His baseball experience helped to shape the way he thinks about competition. The lessons in resilience and perspective prepared him for the ups and downs of the show pen.
But even with that foundation, Palmer admits setbacks still test him. After breaking his foot in a freak riding accident in 2023, he faced one of the hardest mental battles of his career. He went through surgeries and felt optimistic when the doctor said he’d be back in three months. Unfortunately, that wasn’t the case.
“Well, in my mind,” Palmer explained, “three months means I’m going to be back to riding, playing baseball, being normal. No, in three months, they’re sticking me on a treadmill, putting me in the air so I can learn how to even walk again. That hit me really tough, because in my mind, I felt like, okay, the doctor says the bones are supposed to be healed… and I’m supposed to get back to normal. It wasn’t that way, and I was not mentally prepared for that.”
Being on the sidelines longer than expected took a toll on him, but it also forced him to step back, reassess, and build a new mental framework which he began reviewing his past runs and looking at everything through a new lens.
“I think by taking that step back, it’s made me a better horse trainer this year,” he said. “I think by opening up those two perspectives it’s also made me a better person, and a better family man, too.”
Take Your Routine on the Road
Palmer believes consistency is one of the biggest mental advantages a rider can give themselves.
“The greatest athletes in any sport… have a routine,” he said. “When it comes to myself and to my horses, I try to keep a very exact routine on every single thing that I do, just like I’m at home. So when I travel, I kind of try to bring my home and my routines with me.”
For him, taking his routine on the road and keeping everything consistent, from his morning breakfast to his gym workout keeps him grounded and in the best mental state to be successful. The routine doesn’t just benefit him, it steadies his horses, too.
He stresses that the road is unpredictable—weather changes, schedules shift, and horses feel the strain, but having things that you can rely on to be the same everyday makes all the difference for him and his horses.
Why Not Us?
If there’s one phrase Palmer has become known for, it’s his motto: Why Not Us. Inspired by Cincinnati Bengals quarterback Joe Burrow, the saying is a reminder that success isn’t limited by geography, resources, or circumstance.
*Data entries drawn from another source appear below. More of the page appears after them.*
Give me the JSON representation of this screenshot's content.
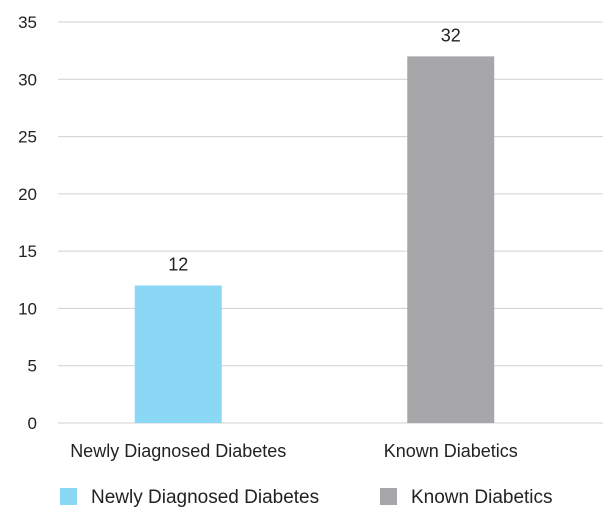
{
  "chart_data": {
    "type": "bar",
    "categories": [
      "Newly Diagnosed Diabetes",
      "Known Diabetics"
    ],
    "series": [
      {
        "name": "Newly Diagnosed Diabetes",
        "values": [
          12,
          null
        ],
        "color": "#8AD8F5"
      },
      {
        "name": "Known Diabetics",
        "values": [
          null,
          32
        ],
        "color": "#A7A7AA"
      }
    ],
    "values": [
      12,
      32
    ],
    "data_labels": [
      "12",
      "32"
    ],
    "ylim": [
      0,
      35
    ],
    "yticks": [
      0,
      5,
      10,
      15,
      20,
      25,
      30,
      35
    ],
    "grid": true,
    "legend_position": "bottom",
    "title": "",
    "xlabel": "",
    "ylabel": ""
  }
}
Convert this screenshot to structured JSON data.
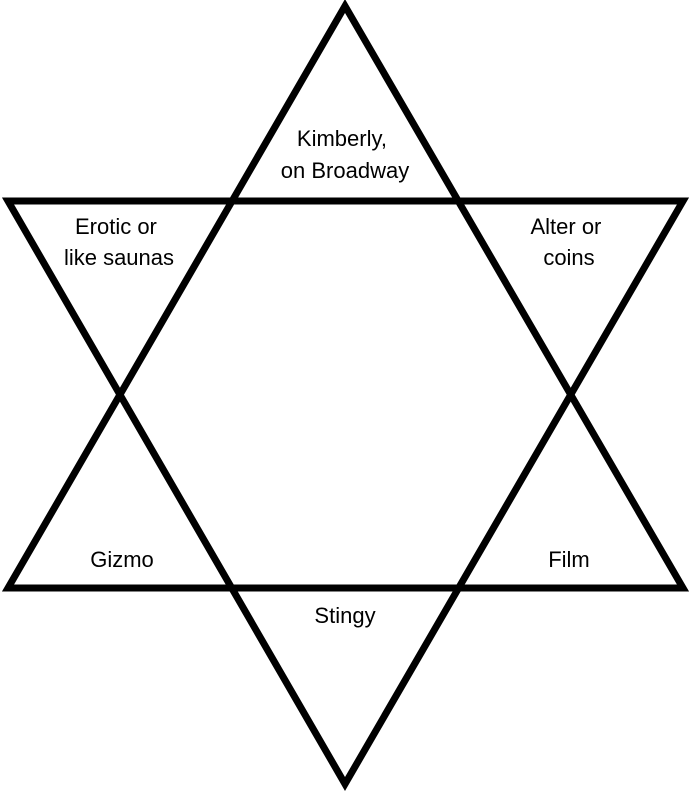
{
  "colors": {
    "stroke": "#000000",
    "background": "#ffffff",
    "text": "#000000"
  },
  "clues": {
    "top": {
      "line1": "Kimberly,",
      "line2": "on Broadway"
    },
    "upper_left": {
      "line1": "Erotic or",
      "line2": "like saunas"
    },
    "upper_right": {
      "line1": "Alter or",
      "line2": "coins"
    },
    "lower_left": {
      "line1": "Gizmo"
    },
    "lower_right": {
      "line1": "Film"
    },
    "bottom": {
      "line1": "Stingy"
    }
  }
}
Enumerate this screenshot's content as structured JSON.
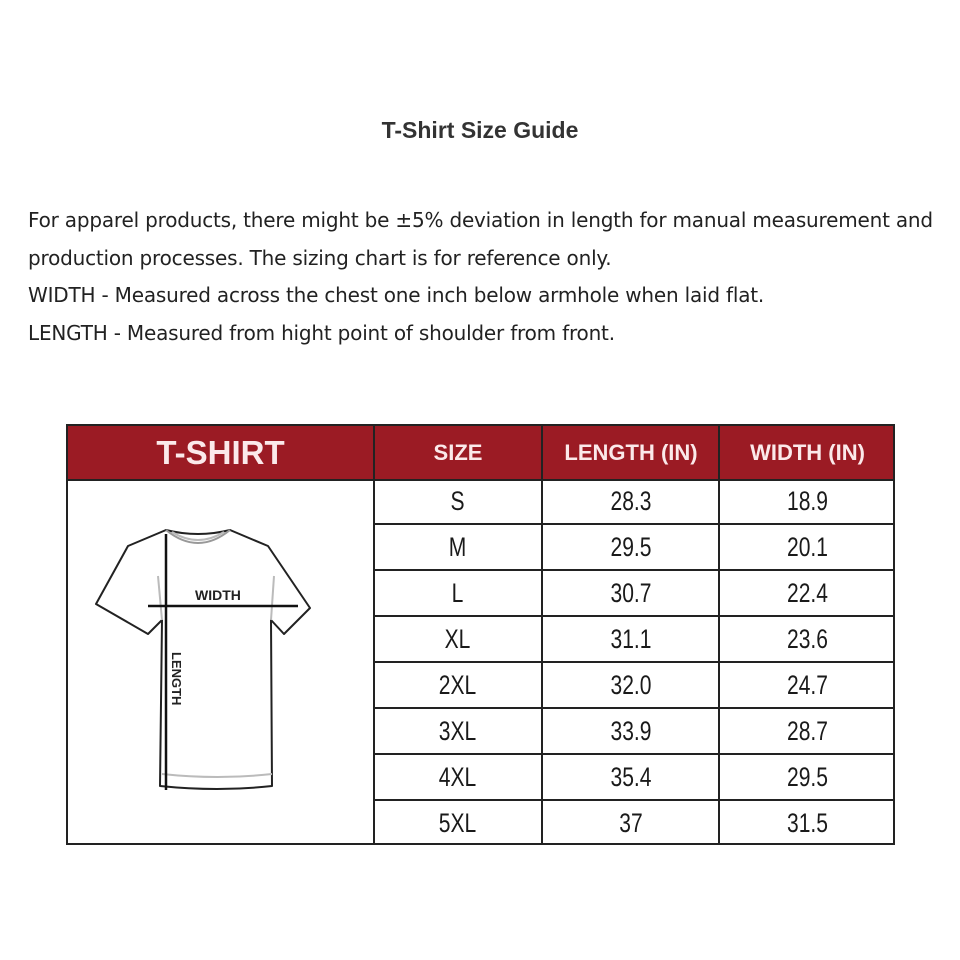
{
  "title": "T-Shirt Size Guide",
  "description": [
    "For apparel products, there might be ±5% deviation in length for manual measurement and production processes. The sizing chart is for reference only.",
    "WIDTH - Measured across the chest one inch below armhole when laid flat.",
    "LENGTH - Measured from hight point of shoulder from front."
  ],
  "colors": {
    "header_bg": "#9b1b24",
    "header_text": "#fbe9ea"
  },
  "table": {
    "headers": [
      "T-SHIRT",
      "SIZE",
      "LENGTH (IN)",
      "WIDTH (IN)"
    ],
    "diagram_labels": {
      "width": "WIDTH",
      "length": "LENGTH"
    },
    "rows": [
      {
        "size": "S",
        "length": "28.3",
        "width": "18.9"
      },
      {
        "size": "M",
        "length": "29.5",
        "width": "20.1"
      },
      {
        "size": "L",
        "length": "30.7",
        "width": "22.4"
      },
      {
        "size": "XL",
        "length": "31.1",
        "width": "23.6"
      },
      {
        "size": "2XL",
        "length": "32.0",
        "width": "24.7"
      },
      {
        "size": "3XL",
        "length": "33.9",
        "width": "28.7"
      },
      {
        "size": "4XL",
        "length": "35.4",
        "width": "29.5"
      },
      {
        "size": "5XL",
        "length": "37",
        "width": "31.5"
      }
    ]
  }
}
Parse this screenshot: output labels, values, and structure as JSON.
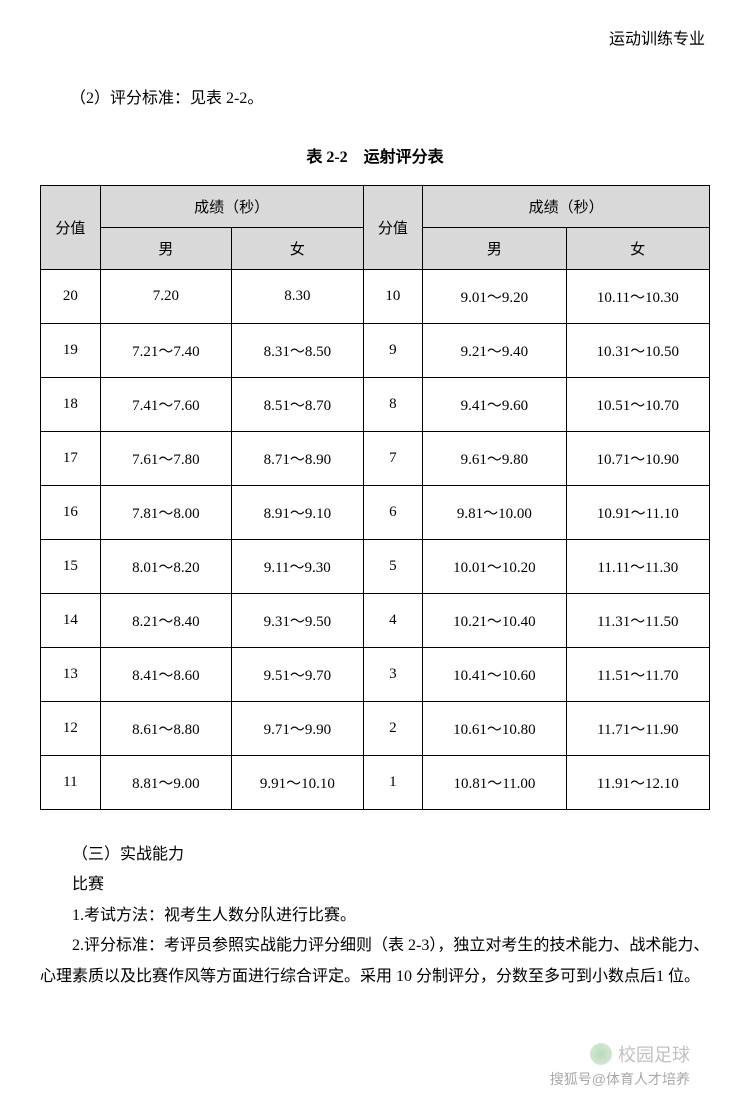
{
  "header_right": "运动训练专业",
  "intro": "（2）评分标准：见表 2-2。",
  "table": {
    "title": "表 2-2　运射评分表",
    "group_headers": {
      "score": "分值",
      "result": "成绩（秒）",
      "male": "男",
      "female": "女"
    },
    "rows": [
      {
        "s1": "20",
        "m1": "7.20",
        "f1": "8.30",
        "s2": "10",
        "m2": "9.01～9.20",
        "f2": "10.11～10.30"
      },
      {
        "s1": "19",
        "m1": "7.21～7.40",
        "f1": "8.31～8.50",
        "s2": "9",
        "m2": "9.21～9.40",
        "f2": "10.31～10.50"
      },
      {
        "s1": "18",
        "m1": "7.41～7.60",
        "f1": "8.51～8.70",
        "s2": "8",
        "m2": "9.41～9.60",
        "f2": "10.51～10.70"
      },
      {
        "s1": "17",
        "m1": "7.61～7.80",
        "f1": "8.71～8.90",
        "s2": "7",
        "m2": "9.61～9.80",
        "f2": "10.71～10.90"
      },
      {
        "s1": "16",
        "m1": "7.81～8.00",
        "f1": "8.91～9.10",
        "s2": "6",
        "m2": "9.81～10.00",
        "f2": "10.91～11.10"
      },
      {
        "s1": "15",
        "m1": "8.01～8.20",
        "f1": "9.11～9.30",
        "s2": "5",
        "m2": "10.01～10.20",
        "f2": "11.11～11.30"
      },
      {
        "s1": "14",
        "m1": "8.21～8.40",
        "f1": "9.31～9.50",
        "s2": "4",
        "m2": "10.21～10.40",
        "f2": "11.31～11.50"
      },
      {
        "s1": "13",
        "m1": "8.41～8.60",
        "f1": "9.51～9.70",
        "s2": "3",
        "m2": "10.41～10.60",
        "f2": "11.51～11.70"
      },
      {
        "s1": "12",
        "m1": "8.61～8.80",
        "f1": "9.71～9.90",
        "s2": "2",
        "m2": "10.61～10.80",
        "f2": "11.71～11.90"
      },
      {
        "s1": "11",
        "m1": "8.81～9.00",
        "f1": "9.91～10.10",
        "s2": "1",
        "m2": "10.81～11.00",
        "f2": "11.91～12.10"
      }
    ]
  },
  "body": {
    "section_title": "（三）实战能力",
    "subtitle": "比赛",
    "line1": "1.考试方法：视考生人数分队进行比赛。",
    "line2": "2.评分标准：考评员参照实战能力评分细则（表 2-3），独立对考生的技术能力、战术能力、心理素质以及比赛作风等方面进行综合评定。采用 10 分制评分，分数至多可到小数点后1 位。"
  },
  "watermark": "校园足球",
  "footer_credit": "搜狐号@体育人才培养",
  "colors": {
    "header_bg": "#d9d9d9",
    "border": "#000000",
    "text": "#000000",
    "background": "#ffffff"
  }
}
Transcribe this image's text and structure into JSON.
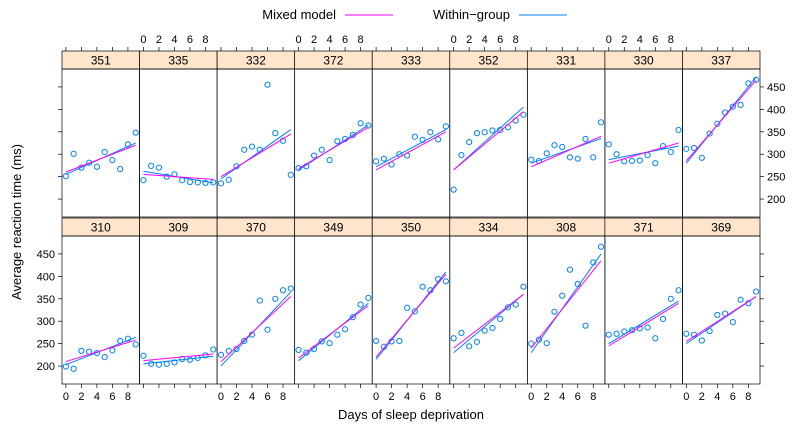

“I’m from the East Coast,” he said. “We all know it’s a little bit harder when you got to travel, and you got to find your ways… I hear a lot of younger people say, well, you can’t do it from the East Coast. You got to live out in Texas or Oklahoma. And, you know, I just kind of wanted to show them that, no, you can. Why not us?”
For Palmer, it’s not just a hashtag, it’s a mindset.
“If you’re a family person, you don’t want to leave your family, but you have a dream to be a million-dollar rider, you can do it,” he explained.
That belief has carried him through injury, setbacks, and the grind of the show schedule.